First fault in 3 years, purple screen - time to upgrade vSphere?

Sp33dFr33k

2[H]4U
Joined
Apr 20, 2002
Messages
2,481
After more than 3 years of flawless service our vSphere 5.1 cluster had a single host purple screen. VMware support has stated they'd rather not have to support such an old hypervisor. We've been holding off upgrading due to how well the system has worked since deployed. We're looking to move to ESXi 5.5u3 to match our vCenter server.

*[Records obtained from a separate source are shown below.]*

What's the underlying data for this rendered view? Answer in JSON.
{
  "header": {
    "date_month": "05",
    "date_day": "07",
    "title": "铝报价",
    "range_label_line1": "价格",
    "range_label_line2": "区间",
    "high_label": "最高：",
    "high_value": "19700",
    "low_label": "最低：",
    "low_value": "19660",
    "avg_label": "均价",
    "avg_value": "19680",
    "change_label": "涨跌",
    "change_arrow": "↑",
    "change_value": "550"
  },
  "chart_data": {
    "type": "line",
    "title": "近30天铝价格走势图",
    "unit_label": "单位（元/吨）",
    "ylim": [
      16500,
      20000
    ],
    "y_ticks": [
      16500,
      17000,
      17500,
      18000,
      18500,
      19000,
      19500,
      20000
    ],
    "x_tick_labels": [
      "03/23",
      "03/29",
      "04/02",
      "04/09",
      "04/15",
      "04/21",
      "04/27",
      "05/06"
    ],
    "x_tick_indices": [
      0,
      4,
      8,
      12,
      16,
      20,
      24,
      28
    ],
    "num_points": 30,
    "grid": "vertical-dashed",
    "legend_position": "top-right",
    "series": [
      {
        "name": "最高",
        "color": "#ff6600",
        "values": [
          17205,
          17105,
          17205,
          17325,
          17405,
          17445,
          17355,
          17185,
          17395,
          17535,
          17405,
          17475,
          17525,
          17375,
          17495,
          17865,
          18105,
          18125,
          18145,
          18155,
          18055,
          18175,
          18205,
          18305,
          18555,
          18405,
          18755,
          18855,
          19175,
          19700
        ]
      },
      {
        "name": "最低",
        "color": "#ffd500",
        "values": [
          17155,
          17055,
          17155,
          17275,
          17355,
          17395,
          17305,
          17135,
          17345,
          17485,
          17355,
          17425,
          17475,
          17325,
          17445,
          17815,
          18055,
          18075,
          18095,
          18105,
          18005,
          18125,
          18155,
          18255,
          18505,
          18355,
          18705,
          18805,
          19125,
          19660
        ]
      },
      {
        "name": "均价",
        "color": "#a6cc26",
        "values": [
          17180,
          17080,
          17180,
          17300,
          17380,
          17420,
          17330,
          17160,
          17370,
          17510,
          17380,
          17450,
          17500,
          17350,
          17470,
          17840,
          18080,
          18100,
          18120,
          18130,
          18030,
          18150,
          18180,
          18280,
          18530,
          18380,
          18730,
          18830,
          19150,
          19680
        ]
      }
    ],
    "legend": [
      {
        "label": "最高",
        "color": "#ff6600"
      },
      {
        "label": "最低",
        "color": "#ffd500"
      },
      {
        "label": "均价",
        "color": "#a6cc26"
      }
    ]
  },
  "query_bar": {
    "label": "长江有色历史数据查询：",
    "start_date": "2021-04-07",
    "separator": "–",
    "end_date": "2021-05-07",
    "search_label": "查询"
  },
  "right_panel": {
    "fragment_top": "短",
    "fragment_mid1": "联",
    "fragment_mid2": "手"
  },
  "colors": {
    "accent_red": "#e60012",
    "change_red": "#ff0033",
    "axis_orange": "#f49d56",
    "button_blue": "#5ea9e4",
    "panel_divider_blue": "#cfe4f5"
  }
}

Looking for experiences running 5.5 u3 and things to look out for. I know there's been on and off issues with NIC drivers (e1000 vs. VMXNET3). Just don't want to go from a cluster with 99% uptime to something that fails often.
 
Is it just one host thats purple screening? my understanding is thats a hardware failure?
 
I would think you can at least send VMware the core dump file and they can tell you what caused the PSOD. They are simply just reading the file.
 
Is it just one host thats purple screening? my understanding is thats a hardware failure?

It was just one host, the purple screen info was related to this article:
https://kb.vmware.com/selfservice/s...ype=kc&docTypeID=DT_KB_1_1&externalId=1020214

There's an article related to HP servers:
Some HP servers experience a situation where the PCC (Processor Clocking Control or Collaborative Power Control) communication between the VMware ESXi kernel (VMkernel) and the server BIOS does not function correctly.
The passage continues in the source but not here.